One of the obstacles to embracing chaos engineering is finding high level approval from other teammates, or even managers. Even after the feature is a complete and the unit tests are passing, it can be difficult to convince someone that some resiliency work needs to continue, because there's no visible or tangible benefit to preparing for a disaster. Mikolaj suggests that people clearly lay out to other colleagues the ways a system can fail, and the impact it can have on the application or business. Rather than try to fear monger, it can be useful to point to other companies' availability issues as words of caution for their teams to embrace. Mikolaj also says that chaos engineering doesn't need to focus solely on complicated problems like race conditions across distributed systems. Often, there's enough low hanging fruit, such as disk space running out or an API timing out, that can be useful to consider fixing.

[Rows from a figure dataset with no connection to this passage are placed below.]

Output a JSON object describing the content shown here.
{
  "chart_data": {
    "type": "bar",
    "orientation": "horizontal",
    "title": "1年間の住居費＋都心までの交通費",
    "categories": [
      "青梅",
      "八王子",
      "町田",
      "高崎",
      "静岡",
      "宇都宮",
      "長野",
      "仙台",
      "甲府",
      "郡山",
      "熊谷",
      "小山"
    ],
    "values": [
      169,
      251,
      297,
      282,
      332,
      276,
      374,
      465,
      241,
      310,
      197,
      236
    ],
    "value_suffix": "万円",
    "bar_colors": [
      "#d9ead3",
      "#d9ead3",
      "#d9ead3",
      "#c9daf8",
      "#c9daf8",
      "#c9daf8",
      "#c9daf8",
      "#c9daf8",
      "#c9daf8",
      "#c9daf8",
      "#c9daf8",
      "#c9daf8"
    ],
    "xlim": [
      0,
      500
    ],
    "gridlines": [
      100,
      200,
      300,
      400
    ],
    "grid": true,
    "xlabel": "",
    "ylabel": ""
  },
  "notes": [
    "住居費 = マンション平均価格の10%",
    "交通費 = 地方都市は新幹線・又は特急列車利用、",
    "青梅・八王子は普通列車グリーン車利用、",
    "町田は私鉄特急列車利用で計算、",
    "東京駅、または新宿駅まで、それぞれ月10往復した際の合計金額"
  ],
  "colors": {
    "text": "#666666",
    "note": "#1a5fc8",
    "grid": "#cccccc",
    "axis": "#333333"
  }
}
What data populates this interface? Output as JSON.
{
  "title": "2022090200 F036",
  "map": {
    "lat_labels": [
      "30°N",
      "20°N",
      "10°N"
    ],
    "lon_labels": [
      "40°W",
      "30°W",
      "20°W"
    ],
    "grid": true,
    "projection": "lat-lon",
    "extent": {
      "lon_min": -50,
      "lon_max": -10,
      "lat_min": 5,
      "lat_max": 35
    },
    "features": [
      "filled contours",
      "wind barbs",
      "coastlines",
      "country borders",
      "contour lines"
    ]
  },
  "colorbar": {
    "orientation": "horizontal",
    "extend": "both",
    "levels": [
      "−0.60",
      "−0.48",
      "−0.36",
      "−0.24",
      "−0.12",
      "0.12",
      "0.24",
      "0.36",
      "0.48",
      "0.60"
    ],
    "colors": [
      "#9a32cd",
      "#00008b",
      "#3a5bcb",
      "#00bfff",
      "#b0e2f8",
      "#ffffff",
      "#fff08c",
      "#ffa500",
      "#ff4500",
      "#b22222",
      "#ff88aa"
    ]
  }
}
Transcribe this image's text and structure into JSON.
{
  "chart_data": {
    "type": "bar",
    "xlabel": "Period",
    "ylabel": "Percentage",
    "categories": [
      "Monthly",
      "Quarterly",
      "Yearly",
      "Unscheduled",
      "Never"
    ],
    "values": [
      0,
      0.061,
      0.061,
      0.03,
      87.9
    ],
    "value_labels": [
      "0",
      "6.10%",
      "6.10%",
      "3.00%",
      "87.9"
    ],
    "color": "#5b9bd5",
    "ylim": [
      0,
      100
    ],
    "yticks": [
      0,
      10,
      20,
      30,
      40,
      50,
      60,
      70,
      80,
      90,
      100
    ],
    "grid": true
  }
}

The chaos engineering mindset can also extend beyond pure software. If you think about people working across different timezones as a distributed system, you can also optimize for failures in communication before they occur. Everyone works at a different pace, and communication issues can be analogous to a network loss. Rather than fix miscommunications after they occur, establishing shared practices (like writing down every meeting, or setting up playbooks) can go a long way to ensuring that everyone will be able to do their best under changing circumstances.

Links from this episode

Transcript

Rick: Hello, and welcome to the Heroku Code[ish] podcast. I'm your host today, Rick Newman, and I am here today with Mikolaj Pawlikowski, who has an upcoming book, Chaos Engineering: Site Reliability Through Controlled Disruption. Miko, thank you so much for joining us. And I wonder if you could just talk a little bit about yourself and a little bit about your upcoming book.

Mikolaj: Sure. I'm really happy to be here. Thanks for hosting me. Like I said, I just finished my book. It's called Chaos Engineering: Crash Test Your Application I think they're going to change the title before it goes to print, but that's the temporary title for now. For those of you who have never heard of chaos engineering, you might have heard of things like chaos monkey. And probably if you Googled the term, you're going to come up with some kind of slogans like breaking things on purpose and stuff like that. But I guess engineering is just a practice of experimenting on a system and that system can be anything. It can be big, it can be massive. It can be tiny. You typically hear about the big ones because in the distributed systems, there's just more stuff that can go wrong and the practice of experimenting and to increase the likelihood of things recovering the way that you want them to recover and uncovering the things that don't recover the way you want them to recover is basically what we do with chaos engineering.

Mikolaj: So the deliberate practice of injecting, the kind of failure that the real world is like to inject in your system to verify that your assumptions are correct. It's a really fine discipline, a lot of fun.